Dogs are good companions, in addition to bringing happiness and joy to their owners' lives. Therefore, witnessing the death of a dog, whether natural or caused by euthanasia, can be difficult. Knowing how to determine if your dog has died can help you withstand and accept his death. Upon discovering your dog's demise, learn how to handle the tragic event and remember the good times you spent with your beloved companion.
Part 1 of 2: Checking for signs that your dog has passed away
Step 1. Check if the dog's heart is beating
When a dog dies, its heart stops beating. To check the animal's pulse, place two fingers on the part of the chest where the heart is located (near the elbow joint), or on the top of the dog's inner thigh where one of the main arteries is located.
- If there is no pulse, your dog has passed away.
- If your vet euthanizes the dog, he will check the dog's pulse after administering an overdose of a drug that will gradually slow the heart rate until it stops.
Step 2. Check the dog's breathing
The dog's breathing may continue even after the heartbeat has stopped. To check it, hold a small mirror close to the animal's nostrils. If he is still breathing, a small condensation will form on the mirror's surface. You can also hold a tissue in front of the dog's muzzle or mouth and see if the tissue moves.
- If for just a few seconds there is no condensation on the mirror or the handkerchief doesn't move, the dog is no longer breathing. If you're already sure his heart isn't beating any more, you'll know that the dog has really passed away.
- With the last breath, the dog can tilt its head back and stretch its legs.
Step 3. Watch the dog's eyes
The dog's eyes will be open when he passes away. The look will look vague, as if the dog is looking at nothing.
Step 4. Observe muscle contractions
The dog's body has electrical activities, which help coordinate muscle movements. Even after the animal's breathing and heartbeat ceases, the muscles in its legs can still contract for some time. This does not mean that the dog is alive: it just indicates that there is still electrical activity in the muscles.
Eventually, all electrical activity will cease, along with the dog's muscle contractions
Part 2 of 2: Dealing With Dog Death
Step 1. Contact your veterinarian
If the dog has died at home, contact the veterinarian and ask for advice. Your emotional state will likely be shaken after the news of the dog's death and it will be difficult to think clearly. Your veterinarian can help you get your thoughts and emotions in order so you can decide what to do next.
If your dog has been euthanized by the veterinarian, the provider can talk to you about what will be done with the dog's body
Step 2. Decide what you want to do with the dog's body
Regardless of whether the death was natural or caused by euthanasia, you can decide whether to bury or cremate the animal. There are professional services for both cases. Ask your veterinarian for recommendations for such services.
- Please be aware that the burial of animals at home may be illegal in your country due to possible public health concerns. Check the laws before deciding on burial. If home burial is not possible, you can bury the dog in an animal cemetery.
- Cremation is a way to keep the animal's remains, dispensing with burial in the backyard and avoiding risks to public health.
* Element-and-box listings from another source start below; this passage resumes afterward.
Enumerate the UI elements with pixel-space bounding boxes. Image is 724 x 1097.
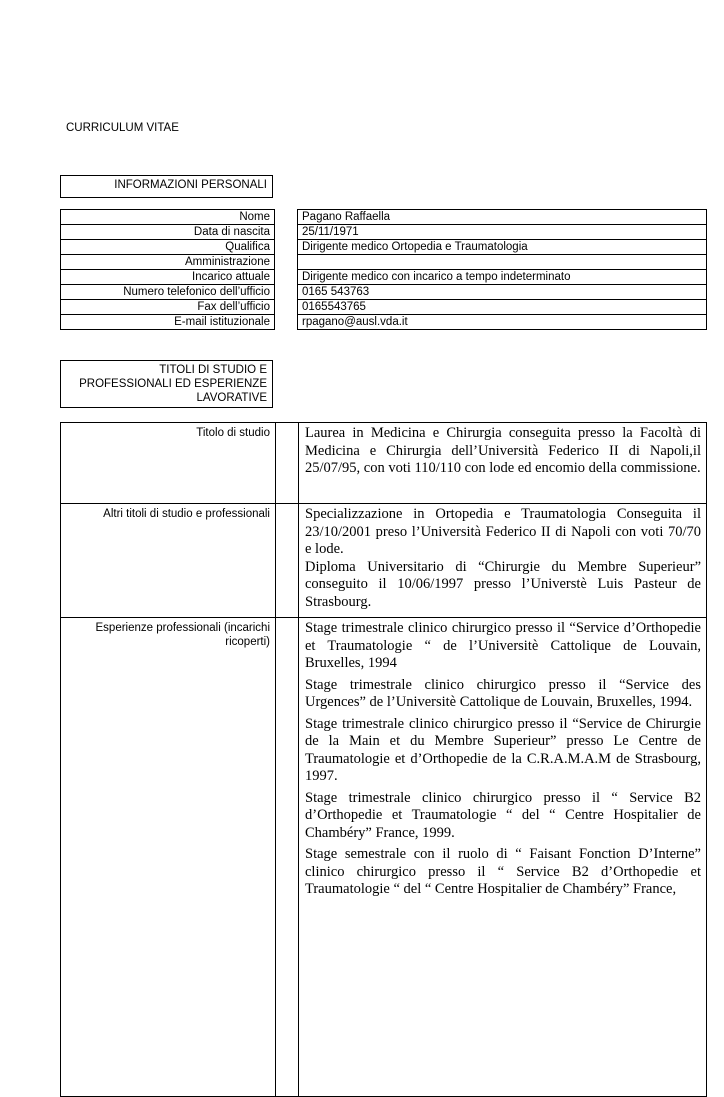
study-label: Titolo di studio <box>61 423 276 504</box>
field-value: Dirigente medico con incarico a tempo indeterminato <box>298 270 707 285</box>
field-value: 25/11/1971 <box>298 225 707 240</box>
document-title: CURRICULUM VITAE <box>66 122 179 134</box>
field-value: rpagano@ausl.vda.it <box>298 315 707 330</box>
personal-info-row <box>61 210 707 225</box>
other-title-text: Specializzazione in Ortopedia e Traumatologia Conseguita il 23/10/2001 preso l’Università Federico II di Napoli con voti 70/70 e lode. <box>305 506 701 557</box>
personal-info-row <box>61 285 707 300</box>
personal-info-row <box>61 300 707 315</box>
personal-info-row <box>61 240 707 255</box>
field-value: Dirigente medico Ortopedia e Traumatologia <box>298 240 707 255</box>
field-value: Pagano Raffaella <box>298 210 707 225</box>
study-row <box>61 423 707 504</box>
personal-info-row <box>61 270 707 285</box>
other-title-text: Diploma Universitario di “Chirurgie du Membre Superieur” conseguito il 10/06/1997 presso l’Universtè Luis Pasteur de Strasbourg. <box>305 558 701 610</box>
experience-item: Stage trimestrale clinico chirurgico presso il “ Service B2 d’Orthopedie et Traumatologie “ del “ Centre Hospitalier de Chambéry” France, 1999. <box>305 789 701 841</box>
personal-info-heading: INFORMAZIONI PERSONALI <box>60 175 273 198</box>
study-text: Laurea in Medicina e Chirurgia conseguita presso la Facoltà di Medicina e Chirurgia dell’Università Federico II di Napoli,il 25/07/95, con voti 110/110 con lode ed encomio della commissione. <box>305 425 701 476</box>
field-label: E-mail istituzionale <box>61 315 275 330</box>
field-value: 0165 543763 <box>298 285 707 300</box>
other-titles-row <box>61 504 707 618</box>
experience-item: Stage trimestrale clinico chirurgico presso il “Service des Urgences” de l’Universitè Cattolique de Louvain, Bruxelles, 1994. <box>305 676 701 710</box>
experience-list <box>305 620 701 1090</box>
titles-heading: TITOLI DI STUDIO E PROFESSIONALI ED ESPERIENZE LAVORATIVE <box>60 360 273 408</box>
experience-item: Stage semestrale con il ruolo di “ Faisant Fonction D’Interne” clinico chirurgico presso il “ Service B2 d’Orthopedie et Traumatologie “ del “ Centre Hospitalier de Chambéry” France, <box>305 846 701 897</box>
field-label: Data di nascita <box>61 225 275 240</box>
field-value <box>298 255 707 270</box>
personal-info-row <box>61 315 707 330</box>
field-label: Incarico attuale <box>61 270 275 285</box>
field-label: Nome <box>61 210 275 225</box>
field-value: 0165543765 <box>298 300 707 315</box>
experience-item: Stage trimestrale clinico chirurgico presso il “Service de Chirurgie de la Main et du Membre Superieur” presso Le Centre de Traumatologie et d’Orthopedie de la C.R.A.M.A.M de Strasbourg, 1997. <box>305 715 701 784</box>
field-label: Numero telefonico dell’ufficio <box>61 285 275 300</box>
education-experience-table <box>60 422 707 1097</box>
other-titles-label: Altri titoli di studio e professionali <box>61 504 276 618</box>
experience-item: Stage trimestrale clinico chirurgico presso il “Service d’Orthopedie et Traumatologie “ de l’Universitè Cattolique de Louvain, Bruxelles, 1994 <box>305 620 701 671</box>
field-label: Amministrazione <box>61 255 275 270</box>
personal-info-row <box>61 255 707 270</box>
experience-row <box>61 618 707 1097</box>
field-label: Qualifica <box>61 240 275 255</box>
personal-info-row <box>61 225 707 240</box>
personal-info-table <box>60 209 707 330</box>
experience-label: Esperienze professionali (incarichi ricoperti) <box>61 618 276 1097</box>
field-label: Fax dell’ufficio <box>61 300 275 315</box>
- If you don't want to hire burial or cremation services, you can also hire a specific service to remove the animal's body from your home.
Step 3. Find ways to preserve the dog's memory
It is perfectly normal to mourn the loss of a pet. However, you can also think of your dog in a way that makes him smile and feel better. There are several ways to preserve your puppy's memory:
- Remember the good times you spent together (the games, walks and quiet moments).
- Create a memorial for your dog. Some options include creating a scrapbook, planting a tree, or planting flowers.
- Make a memory donation to your dog. Ask your veterinarian where you can make donations or search for information on the websites of related organizations in your area.
Step 4. Find a support group
If you are having trouble dealing with your grief, contact a helpline or group for people who have lost pets. Several professional organizations and veterinary schools sponsor such support groups to help pet owners through these difficult times. Your veterinarian can recommend support groups in your area.